Sharma, who was also a member of the now-defunct Black-Necked Crane Conservation Committee formed in the Sangti in the 1990s to preserve the iconic bird, concurs and says that incidents of dogs chasing cranes have been witnessed in the valley.
Echoing Mize, The Arunachal Times journalist Tongam Rina—who wrote a series of reports on the black-necked cranes sited in Arunachal Pradesh—says that while the changes in wintering sites of the bird require further research, “it is mostly because of increasing human interference that the cranes are hesitant to land here. They seem to prefer the quiet high altitude wetlands in Bhutan to Arunachal.”

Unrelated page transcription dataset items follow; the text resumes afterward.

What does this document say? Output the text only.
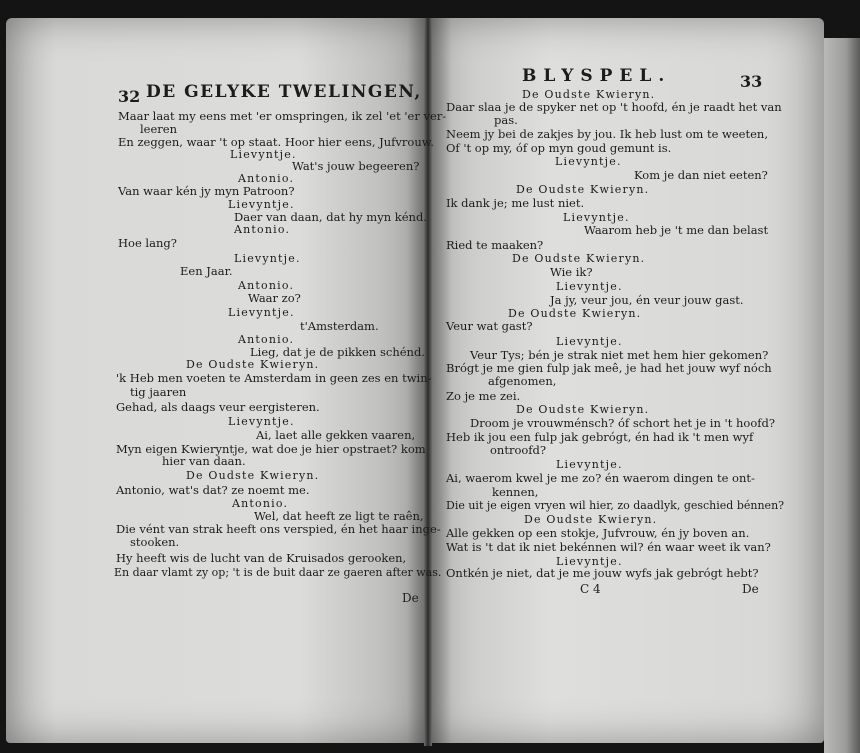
32 DE GELYKE TWELINGEN,
BLYSPEL.	33
Maar laat my eens met 'er omspringen, ik zel 'et 'er ver-
leeren
En zeggen, waar 't op staat. Hoor hier eens, Jufvrouw.
Lievyntje.
Wat's jouw begeeren?
Antonio.
Van waar kén jy myn Patroon?
Lievyntje.
Daer van daan, dat hy myn kénd.
Antonio.
Hoe lang?
Lievyntje.
Een Jaar.
Antonio.
Waar zo?
Lievyntje.
t'Amsterdam.
Antonio.
Lieg, dat je de pikken schénd.
De Oudste Kwieryn.
'k Heb men voeten te Amsterdam in geen zes en twin-
tig jaaren
Gehad, als daags veur eergisteren.
Lievyntje.
Ai, laet alle gekken vaaren,
Myn eigen Kwieryntje, wat doe je hier opstraet? kom
hier van daan.
De Oudste Kwieryn.
Antonio, wat's dat? ze noemt me.
Antonio.
Wel, dat heeft ze ligt te raên,
Die vént van strak heeft ons verspied, én het haar inge-
stooken.
Hy heeft wis de lucht van de Kruisados gerooken,
En daar vlamt zy op; 't is de buit daar ze gaeren after was.
De
De Oudste Kwieryn.
Daar slaa je de spyker net op 't hoofd, én je raadt het van
pas.
Neem jy bei de zakjes by jou. Ik heb lust om te weeten,
Of 't op my, óf op myn goud gemunt is.
Lievyntje.
Kom je dan niet eeten?
De Oudste Kwieryn.
Ik dank je; me lust niet.
Lievyntje.
Waarom heb je 't me dan belast
Ried te maaken?
De Oudste Kwieryn.
Wie ik?
Lievyntje.
Ja jy, veur jou, én veur jouw gast.
De Oudste Kwieryn.
Veur wat gast?
Lievyntje.
Veur Tys; bén je strak niet met hem hier gekomen?
Brógt je me gien fulp jak meê, je had het jouw wyf nóch
afgenomen,
Zo je me zei.
De Oudste Kwieryn.
Droom je vrouwménsch? óf schort het je in 't hoofd?
Heb ik jou een fulp jak gebrógt, én had ik 't men wyf
ontroofd?
Lievyntje.
Ai, waerom kwel je me zo? én waerom dingen te ont-
kennen,
Die uit je eigen vryen wil hier, zo daadlyk, geschied bénnen?
De Oudste Kwieryn.
Alle gekken op een stokje, Jufvrouw, én jy boven an.
Wat is 't dat ik niet bekénnen wil? én waar weet ik van?
Lievyntje.
Ontkén je niet, dat je me jouw wyfs jak gebrógt hebt?
C 4	De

She adds that after years of the cranes not landing, the locals had approached the authorities figuring the foreseeable calamity. “When two birds reportedly died due to electrocution after coming into contact with high-voltage wires a couple of years ago, the locals raised with the forest department. Similarly, during a recent landing season, the locals had stopped the sports department from carrying out paragliding activities near Sangti Valley,” Rina says.
Furthermore, she mentions that the National Green Tribunal had taken note of the Tawang monks raising their voices following which the Nyamjang Chu hydroelectric project (NJCHEP) did not take off. However, “The state needs to do more as sand mining still continues. The mining is done for local and commercial use. The wildlife agencies are trying but they have not been very successful. Community involvement is necessary too to stop mining at the landing stretch.”
Read more: Ladakh’s revered bird is under threat from human’s best friend – dog
Rising temperatures, human settlements and free ranging dogs
Sharma and multiple villagers in Sangti also identify the rise in temperature in the village over the past two decades as one of the key deterrents that may be pushing the cranes out of the valley.
A 2014 study by the Chinese Academy of Sciences published in Wetlands finds that degradation of high altitude wetland ecosystems due to climate change and anthropogenic activities in the Tibetan plateau is not only jeopardising the black-necked crane in the form of loss of indispensable habitats but also affecting its biological and migratory behaviour.
A migratory and reclusive species like the black-necked crane that thrives in critical landscapes are very sensitive to change and are less likely to adapt to sudden changes in the habitat, unlike the species that flourish in dynamic urban ecologies. Therefore, conservations say, preserving the high altitude wetlands is a key to the black-necked crane’s protection and survival.
Titash Choudhury, an anthropologist who studied the crane habitat sites in Tawang and was formerly with the WWF, explains: “Compare a crow in the city vs. the black-necked crane in high altitude wetlands. The crow will be highly adaptive to the ever-evolving city unlike the black-necked crane in reclusive high altitude wetlands. Any change in critical landscapes like high altitudes wetlands impacts the species population concerned—because it is very unlikely that the crane will be able to adapt to sudden changes like a crow in the city would.”